Occasionally we will get expressions of a modified impulse train, like follows:

$$x[n]=\sum _{m=-\infty }^{\infty }(-1{)}^m(\delta [n-2m]+\delta [n+3m])$$

What do we do here? The trick is to ignore the $n$ and focus in on the $m$ terms. Draw out the $m$ terms spaced out as specified in the equation.

The delta function is also a uniform superposition of all frequency components:

$$\delta (t-t_0)=\frac{1}{2\pi }{\int }_{-\infty }^{\infty }{e}^{i\omega (t-t_0)}d\omega$$

Electromagnetism

Because of the nature of the delta function, we can use it to model the behaviour of a scalar or vector-valued function that is infinite or undefined at certain points and zero elsewhere. If there’s thickness, then we don’t use the delta function.

How do we know when to use the delta function?

Some cases:

• If something is infinitely thin.
• If there’s a “shell” with an infinitesimally small thickness.

Scalar density is given by:

• Volume distribution, by $\rho$.
• Surface distribution, by $\sigma$.
• Line distribution, by $\lambda$.
• Point charge, by $Q$.

Common geometries take the form below. I like to think about it as the delta function being of a variable that is essentially perpendicular to the geometry (see the line for an example).

Across a surface

Many practice questions take the form below. Let’s decompose what’s going on: Immediately what we notice:

• The cylindrical shell cannot be approximated with the delta function because it has some thickness. We express with the $\theta$ unit vector because of its given orientation.
• The plane and wire must be approximated with the delta function.
• The normal vector is perpendicular to the surface, i.e., $\hat{n}=\hat{y}$.
• The surface bounds are given: these are the surface integral bounds.

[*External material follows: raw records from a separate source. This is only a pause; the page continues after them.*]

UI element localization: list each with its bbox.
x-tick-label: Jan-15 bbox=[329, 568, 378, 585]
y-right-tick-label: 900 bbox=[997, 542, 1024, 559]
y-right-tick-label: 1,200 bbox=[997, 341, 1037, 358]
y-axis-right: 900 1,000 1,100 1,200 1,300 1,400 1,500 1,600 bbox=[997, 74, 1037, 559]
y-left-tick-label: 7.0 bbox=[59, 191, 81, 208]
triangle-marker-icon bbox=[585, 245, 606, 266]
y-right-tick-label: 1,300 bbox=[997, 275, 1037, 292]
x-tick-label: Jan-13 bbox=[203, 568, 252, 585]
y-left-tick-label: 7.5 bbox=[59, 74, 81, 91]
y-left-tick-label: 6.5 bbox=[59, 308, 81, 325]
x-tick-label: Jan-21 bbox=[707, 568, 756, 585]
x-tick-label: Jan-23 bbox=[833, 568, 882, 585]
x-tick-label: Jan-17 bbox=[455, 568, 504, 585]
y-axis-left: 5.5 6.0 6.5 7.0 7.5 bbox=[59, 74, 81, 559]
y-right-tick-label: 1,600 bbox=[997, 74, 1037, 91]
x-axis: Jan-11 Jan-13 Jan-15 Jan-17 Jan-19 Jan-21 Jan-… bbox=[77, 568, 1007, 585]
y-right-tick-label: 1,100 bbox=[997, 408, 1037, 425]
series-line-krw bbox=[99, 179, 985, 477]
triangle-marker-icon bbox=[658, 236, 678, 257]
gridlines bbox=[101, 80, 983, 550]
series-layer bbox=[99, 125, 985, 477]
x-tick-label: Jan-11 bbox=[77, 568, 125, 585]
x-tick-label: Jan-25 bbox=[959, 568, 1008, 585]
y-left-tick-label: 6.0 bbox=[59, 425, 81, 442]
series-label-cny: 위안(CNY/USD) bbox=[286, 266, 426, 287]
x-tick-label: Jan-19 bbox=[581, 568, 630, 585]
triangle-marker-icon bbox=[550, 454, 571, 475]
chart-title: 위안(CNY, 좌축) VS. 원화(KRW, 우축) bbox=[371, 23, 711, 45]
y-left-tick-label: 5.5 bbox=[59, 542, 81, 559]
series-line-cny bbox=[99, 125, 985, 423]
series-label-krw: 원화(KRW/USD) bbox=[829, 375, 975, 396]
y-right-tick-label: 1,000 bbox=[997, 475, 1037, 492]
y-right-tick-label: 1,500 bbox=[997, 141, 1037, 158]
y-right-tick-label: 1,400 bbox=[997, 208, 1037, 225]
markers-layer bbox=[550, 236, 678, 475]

I think the idea behind converting from rectangular to cylindrical/spherical is that we don’t want more than one delta function in the integrand.

Motivations

In electrical engineering, systems are sometimes acted upon by an emf of a large magnitude for only a short amount of time. A similar case is true for mechanical systems with forces. Think about lightning, or a baseball bat hitting a ball.

The delta function approximates a piecewise-defined function defined by:

$$p_{\Delta }(t-t_0)=\{\begin{array}{ll}0& 0\le t<t_0-a\\ \frac{1}{2a}& t_0-a\le t<t_0+a\\ 0& t\ge t_0+a\end{array}$$

i.e., the continuous-time unit pulse. We observe that the area under the unit pulse is:

$${\int }_{-\infty }^{\infty }{p}_{\Delta }(t)dt=1$$

The Dirac delta function is in turn defined by the limit:

$$\delta (t-t_0)=\underset{a\to 0}{\lim }{p}_{\Delta }(t-t_0)$$

There isn’t a function that actually satisfies the properties above — the delta function is a distribution. The delta function is only meaningful in the context of an integral. We can’t manipulate it like a regular function (i.e., ${\delta }^2(t)$ is meaningless). An alternative definition of the delta function involves the normal distribution:

$$\delta (t)=\underset{a\to 0}{\lim }\frac{1}{a\sqrt{\pi }}{e}^{-(\frac{x}{a}{)}^2}$$

As $a$ approaches 0, then the distribution looks more and more like the delta function. This also allows it to satisfy the integral properties (area is 1)